Two studies reported in the Journal of Clinical Oncology assessed the efficacy of a drug called vismodegib (Erivedge) in a subgroup of patients with recurrent medulloblastoma. Tom Curran, PhD, FRS, deputy scientific director of The Children’s Hospital of Philadelphia Research Institute, contributed to the article.

“It is terrific to see this exciting application of precision medicine to brain tumors that arise in children and adults,” Dr. Curran said. “While there is a long way still to go, and drug resistance is an issue, this is an extremely promising result.”

Dr. Curran, who has a background in brain development and cancer research, has a longstanding interest in finding drugs to treat medulloblastoma with fewer long-term side effects than current surgery, chemotherapy, and radiation approaches.
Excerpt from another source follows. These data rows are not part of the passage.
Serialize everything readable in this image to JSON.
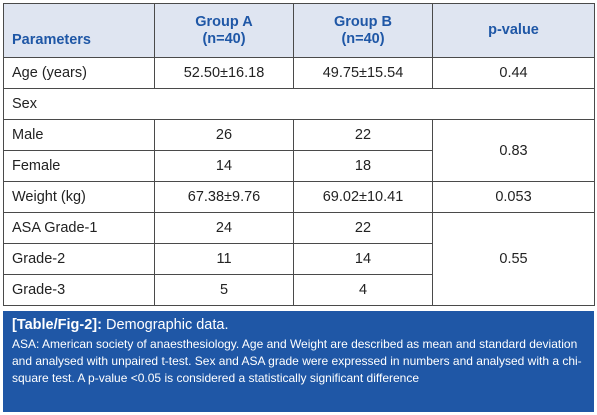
{
  "table": {
    "headers": {
      "parameters": "Parameters",
      "group_a_line1": "Group A",
      "group_a_line2": "(n=40)",
      "group_b_line1": "Group B",
      "group_b_line2": "(n=40)",
      "p_value": "p-value"
    },
    "rows": {
      "age": {
        "label": "Age (years)",
        "a": "52.50±16.18",
        "b": "49.75±15.54",
        "p": "0.44"
      },
      "sex": {
        "label": "Sex"
      },
      "male": {
        "label": "Male",
        "a": "26",
        "b": "22"
      },
      "female": {
        "label": "Female",
        "a": "14",
        "b": "18"
      },
      "sex_p": "0.83",
      "weight": {
        "label": "Weight (kg)",
        "a": "67.38±9.76",
        "b": "69.02±10.41",
        "p": "0.053"
      },
      "asa1": {
        "label": "ASA Grade-1",
        "a": "24",
        "b": "22"
      },
      "asa2": {
        "label": "Grade-2",
        "a": "11",
        "b": "14"
      },
      "asa3": {
        "label": "Grade-3",
        "a": "5",
        "b": "4"
      },
      "asa_p": "0.55"
    }
  },
  "caption": {
    "tag": "[Table/Fig-2]:",
    "title": " Demographic data.",
    "body": "ASA: American society of anaesthesiology. Age and Weight are described as mean and standard deviation and analysed with unpaired t-test. Sex and ASA grade were expressed in numbers and analysed with a chi-square test. A p-value <0.05 is considered a statistically significant difference"
  },
  "colors": {
    "header_bg": "#dfe5f1",
    "header_text": "#1f57a6",
    "caption_bg": "#1f57a6"
  }
}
New therapies especially are crucial for patients with high-risk or recurrent/relapsed disease who have poor chances of survival.

Medulloblastoma is comprised of four molecular subgroups. The studies focused on the SHH-MB subgroup, which is associated with activation of the sonic hedgehog (SHH) pathway. The SHH signaling pathway is crucial for the normal development of the cerebellum, a part of the brain that helps to coordinate movements such as posture, balance, and speech. Researchers suspect that overactive SHH signaling can cause tumors to proliferate.

Previous research suggests that SHH pathway inhibitors, such as vismodegib, could be useful to treat patients in the SHH-MB subgroup. Dr. Curran identified the SHH pathway as an ideal target for medullobastoma therapies after noting that Gorlin syndrome, a disorder caused by a mutation in the gene associated with the SHH pathway, is associated with a predisposition to these brain tumors.

In the current studies, participants’ tumors were prescreened for SHH-pathway activation. Out of 20 participants with recurrent SHH-MB who received oral vismodegib daily, the researchers observed a reduction in tumor area in three adults and a child. While this disease response was seen in only a few patients, prolonged disease stabilization occurred in 41 percent of patient cases with SHH-MB, which indicates that vismodegib has favorable activity. They observed no responses in patients with recurrent non-SHH-MB.

“This work represents the culmination of efforts of a large collaborative team starting in 1995 to develop a molecular-targeted treatment for medulloblastoma,” Dr. Curran said. “The clinical results are very consistent with preclinical studies indicating that the HH pathway inhibitor, vismodegib, is efficacious in a particular molecular subtype of tumor.”

The variable response to vismodegib in patients with recurrent SHH-MB suggests the presence of additional tumor mutations that may occur downstream of the transmembrane protein called Smoothened that the drug helps to block. The investigators concluded that while SHH inhibitors “should be advanced in SHH-MB studies, molecular and genomic work remains imperative to identify target populations that will truly benefit.” T

he SHH-MB subgroup appears to be less common in the pediatric population than in the adult population, so the researchers do not have enough data yet to make any conclusions about using vismodegib for children. In future research studies, they emphasized that children exposed to vismodegib should continue to be monitored for safety and efficacy.

The studies were performed as part of the Pediatric Brain Tumor Consortium, a multidisciplinary cooperative research organization devoted to the study of correlative tumor biology and new therapies for primary central nervous system tumors of childhood. The co-investigators hold positions at St. Jude Children’s Research Hospital, Memphis; Preston Robert Tisch Brain Tumor Center, Duke University, Durham, N.C.; Center for Neuroscience Research, Children’s National Medical Center, Washington, D.C.; Ann & Robert Lurie Children’s Hospital of Chicago; Helen Diller Cancer Center, University of California, San Francisco; Texas Children’s Cancer Center, Houston; National Cancer Institute, Bethesda, MD; and Cincinnati Children’s Hospital.